If you are importing US goods into the United States you want to take a look at your documents as well as review the product origins to ensure accurate “Made in USA” claims. With the increased focus on thwarting fraudulent use, importers are likely going to experience increased enforcement. As the US, Canada, and Mexico have one of the closest trading relationships in the world, US goods frequently ship back and forth between our borders. If you are making a US Goods Returning (USGR) for duty-free treatment you want to make sure that you not only have the required documentation at the time of entry to be eligible to make the claim but also the documented proof to back it up. The documents required are as follows:
- A Manufacturer's Affidavit confirming the goods were made in the US
- A Declaration by the Foreign Shipper, attesting that the goods were not improved in condition or repaired abroad
- A Declaration by Owner, Importer, Consignee, or Agent
Pro tip: Just because the goods that are returning were originally procured in the US does not mean that the country of origin is the US. Without all of the required documents and supporting evidence, the goods may be subject to duty, taxes, and fees.

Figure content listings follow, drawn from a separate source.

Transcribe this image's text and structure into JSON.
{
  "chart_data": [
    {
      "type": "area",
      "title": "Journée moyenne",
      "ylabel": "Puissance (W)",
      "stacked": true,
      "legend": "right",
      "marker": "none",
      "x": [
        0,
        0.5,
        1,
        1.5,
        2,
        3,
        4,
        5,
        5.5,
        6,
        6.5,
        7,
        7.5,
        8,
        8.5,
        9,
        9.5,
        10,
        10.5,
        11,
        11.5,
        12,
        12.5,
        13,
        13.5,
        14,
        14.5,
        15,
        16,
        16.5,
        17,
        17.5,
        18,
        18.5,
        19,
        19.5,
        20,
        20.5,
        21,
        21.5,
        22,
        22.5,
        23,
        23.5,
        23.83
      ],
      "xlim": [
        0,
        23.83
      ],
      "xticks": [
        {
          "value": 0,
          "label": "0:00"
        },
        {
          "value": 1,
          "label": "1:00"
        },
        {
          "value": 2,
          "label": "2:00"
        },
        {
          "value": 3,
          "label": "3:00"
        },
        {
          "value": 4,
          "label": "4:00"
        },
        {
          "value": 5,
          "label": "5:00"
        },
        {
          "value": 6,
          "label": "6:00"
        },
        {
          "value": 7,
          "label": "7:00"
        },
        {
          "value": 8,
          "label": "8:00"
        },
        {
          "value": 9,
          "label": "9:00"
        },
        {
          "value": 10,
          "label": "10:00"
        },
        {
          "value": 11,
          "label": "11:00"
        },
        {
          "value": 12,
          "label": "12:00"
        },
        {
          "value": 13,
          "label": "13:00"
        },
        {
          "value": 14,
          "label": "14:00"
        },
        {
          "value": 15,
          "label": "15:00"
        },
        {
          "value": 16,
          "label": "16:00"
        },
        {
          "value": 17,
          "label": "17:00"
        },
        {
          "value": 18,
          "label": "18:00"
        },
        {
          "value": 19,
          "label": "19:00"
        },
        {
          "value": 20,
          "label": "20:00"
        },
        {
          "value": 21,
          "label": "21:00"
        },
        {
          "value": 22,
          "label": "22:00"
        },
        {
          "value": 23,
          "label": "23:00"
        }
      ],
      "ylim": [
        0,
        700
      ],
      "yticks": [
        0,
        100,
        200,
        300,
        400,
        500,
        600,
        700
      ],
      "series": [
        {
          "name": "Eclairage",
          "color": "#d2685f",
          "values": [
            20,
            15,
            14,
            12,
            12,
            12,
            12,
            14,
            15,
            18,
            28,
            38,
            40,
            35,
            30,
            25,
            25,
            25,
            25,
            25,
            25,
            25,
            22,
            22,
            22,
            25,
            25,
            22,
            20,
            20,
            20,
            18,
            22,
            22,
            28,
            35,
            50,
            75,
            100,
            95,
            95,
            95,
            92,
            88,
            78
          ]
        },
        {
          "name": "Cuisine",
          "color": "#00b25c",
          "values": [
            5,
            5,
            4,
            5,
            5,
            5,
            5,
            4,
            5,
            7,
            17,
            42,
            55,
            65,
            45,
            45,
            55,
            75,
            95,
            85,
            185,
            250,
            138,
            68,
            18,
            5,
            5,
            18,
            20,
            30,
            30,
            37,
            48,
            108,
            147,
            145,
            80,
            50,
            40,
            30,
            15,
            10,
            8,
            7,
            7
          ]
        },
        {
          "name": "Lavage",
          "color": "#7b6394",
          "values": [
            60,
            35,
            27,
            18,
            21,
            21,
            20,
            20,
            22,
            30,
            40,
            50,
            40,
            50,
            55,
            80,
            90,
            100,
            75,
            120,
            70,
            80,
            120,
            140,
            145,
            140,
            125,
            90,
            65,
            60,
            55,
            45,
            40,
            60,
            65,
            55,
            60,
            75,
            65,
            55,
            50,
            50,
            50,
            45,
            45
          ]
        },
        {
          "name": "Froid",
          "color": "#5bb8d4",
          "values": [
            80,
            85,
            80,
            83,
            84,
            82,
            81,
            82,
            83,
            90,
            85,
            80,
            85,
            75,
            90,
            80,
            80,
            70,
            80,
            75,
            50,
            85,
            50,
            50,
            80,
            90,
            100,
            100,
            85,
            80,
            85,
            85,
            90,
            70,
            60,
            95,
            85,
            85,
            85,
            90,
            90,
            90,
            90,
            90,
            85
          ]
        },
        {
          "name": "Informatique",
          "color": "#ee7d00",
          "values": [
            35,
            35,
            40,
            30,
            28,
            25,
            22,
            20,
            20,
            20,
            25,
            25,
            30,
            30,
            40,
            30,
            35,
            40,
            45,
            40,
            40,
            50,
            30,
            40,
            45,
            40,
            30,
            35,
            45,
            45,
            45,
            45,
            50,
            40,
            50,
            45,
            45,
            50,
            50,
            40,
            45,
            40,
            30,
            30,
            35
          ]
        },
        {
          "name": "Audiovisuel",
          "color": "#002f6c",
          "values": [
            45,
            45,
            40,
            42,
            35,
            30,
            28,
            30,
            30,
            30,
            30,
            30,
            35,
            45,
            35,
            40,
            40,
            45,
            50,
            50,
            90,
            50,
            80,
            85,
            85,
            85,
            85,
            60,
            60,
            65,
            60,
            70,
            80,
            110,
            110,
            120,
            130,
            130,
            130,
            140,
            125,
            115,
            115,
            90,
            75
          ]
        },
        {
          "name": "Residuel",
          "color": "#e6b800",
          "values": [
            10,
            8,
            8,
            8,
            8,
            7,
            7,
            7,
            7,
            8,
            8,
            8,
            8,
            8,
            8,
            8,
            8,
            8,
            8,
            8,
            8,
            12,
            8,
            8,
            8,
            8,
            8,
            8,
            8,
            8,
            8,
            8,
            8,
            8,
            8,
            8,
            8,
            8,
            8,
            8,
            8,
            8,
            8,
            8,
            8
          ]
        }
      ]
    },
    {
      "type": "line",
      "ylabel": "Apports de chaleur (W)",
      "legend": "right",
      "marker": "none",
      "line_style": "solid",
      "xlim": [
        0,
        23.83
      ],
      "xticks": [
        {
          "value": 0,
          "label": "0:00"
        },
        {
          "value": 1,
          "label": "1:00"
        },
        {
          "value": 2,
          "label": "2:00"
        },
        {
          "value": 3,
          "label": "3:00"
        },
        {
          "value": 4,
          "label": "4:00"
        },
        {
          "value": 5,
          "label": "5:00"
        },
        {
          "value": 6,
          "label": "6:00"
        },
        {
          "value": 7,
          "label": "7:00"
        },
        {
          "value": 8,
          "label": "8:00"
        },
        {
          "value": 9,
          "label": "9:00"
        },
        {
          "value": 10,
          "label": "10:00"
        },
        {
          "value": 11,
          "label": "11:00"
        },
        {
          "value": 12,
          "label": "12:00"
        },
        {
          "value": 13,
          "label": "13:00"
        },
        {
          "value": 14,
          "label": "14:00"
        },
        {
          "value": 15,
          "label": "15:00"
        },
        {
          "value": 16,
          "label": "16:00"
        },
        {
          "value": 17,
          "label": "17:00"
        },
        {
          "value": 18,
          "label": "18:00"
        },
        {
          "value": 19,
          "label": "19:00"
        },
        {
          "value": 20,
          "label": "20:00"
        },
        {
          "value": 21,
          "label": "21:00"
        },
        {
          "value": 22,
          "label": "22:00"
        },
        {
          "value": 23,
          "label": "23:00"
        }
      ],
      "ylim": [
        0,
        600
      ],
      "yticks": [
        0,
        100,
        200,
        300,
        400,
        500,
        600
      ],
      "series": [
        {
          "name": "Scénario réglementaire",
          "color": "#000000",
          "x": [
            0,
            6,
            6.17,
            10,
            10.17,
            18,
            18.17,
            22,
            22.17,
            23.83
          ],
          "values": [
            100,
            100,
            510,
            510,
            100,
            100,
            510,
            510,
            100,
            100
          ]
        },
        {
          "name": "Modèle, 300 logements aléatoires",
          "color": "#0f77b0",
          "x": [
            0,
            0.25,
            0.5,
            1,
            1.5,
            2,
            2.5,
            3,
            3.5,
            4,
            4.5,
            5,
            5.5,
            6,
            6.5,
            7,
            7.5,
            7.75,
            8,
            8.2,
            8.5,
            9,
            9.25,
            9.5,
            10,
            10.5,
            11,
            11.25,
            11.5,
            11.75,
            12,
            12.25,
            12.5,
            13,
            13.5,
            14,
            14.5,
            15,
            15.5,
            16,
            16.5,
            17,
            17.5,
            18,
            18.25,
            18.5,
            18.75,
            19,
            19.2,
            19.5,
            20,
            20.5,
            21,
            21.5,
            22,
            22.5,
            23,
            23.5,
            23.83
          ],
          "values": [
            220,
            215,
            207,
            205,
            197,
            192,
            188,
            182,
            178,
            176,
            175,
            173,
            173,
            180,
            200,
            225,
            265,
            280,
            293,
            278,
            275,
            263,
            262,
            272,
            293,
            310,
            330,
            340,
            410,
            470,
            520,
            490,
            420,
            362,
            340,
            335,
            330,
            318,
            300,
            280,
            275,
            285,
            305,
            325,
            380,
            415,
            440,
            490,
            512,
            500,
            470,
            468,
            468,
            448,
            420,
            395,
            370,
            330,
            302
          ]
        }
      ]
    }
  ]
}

What To Expect From Enforcement
- An increase in inspections
- An increase in Requests for Information, referred to as a CF28, post clearance in which the importer will have to provide documented proof that the goods were manufactured, produced, or grown in the US. If adequate proof is not supplied CBP will assess duties plus interest.
- In the case of products that are manufactured with US components, an increase in Requests for Information is referred to as a CF28. If adequate proof is not supplied CBP will assess duties plus interest.
Are There Restrictions On Claiming USGR?
As always, whenever you are making a claim for preferential duty treatment, you want to make sure that you have all of your regulatory bases covered. The following are certain instances where even if the origin is confirmed to be US, a USGR claim may be prohibited:
- Was drawback claimed when the goods were originally exported?
- Was the good manufactured in a Foreign Trade Zone? Even if that zone is located in the US, that does not automatically determine the origin is US.
- Are there other tax considerations outside of standard duty, taxes, and fees?
- Were the goods cleared under a Temporary Import Bond (TIB) and already benefited from reduced or eliminated duty?
- Other considerations that may prohibit the eligibility of the goods from using the 9801 USGR treatment.
Anytime you are importing into the US, you want to ensure that you are certain of the facts that you are declaring, as well as the details of the programs you are utilizing. Business changes, supplier changes, and requirements are frequently updated, so keeping yourself, your business, and documents up-to-date is the best investment you can make in your cross-border business.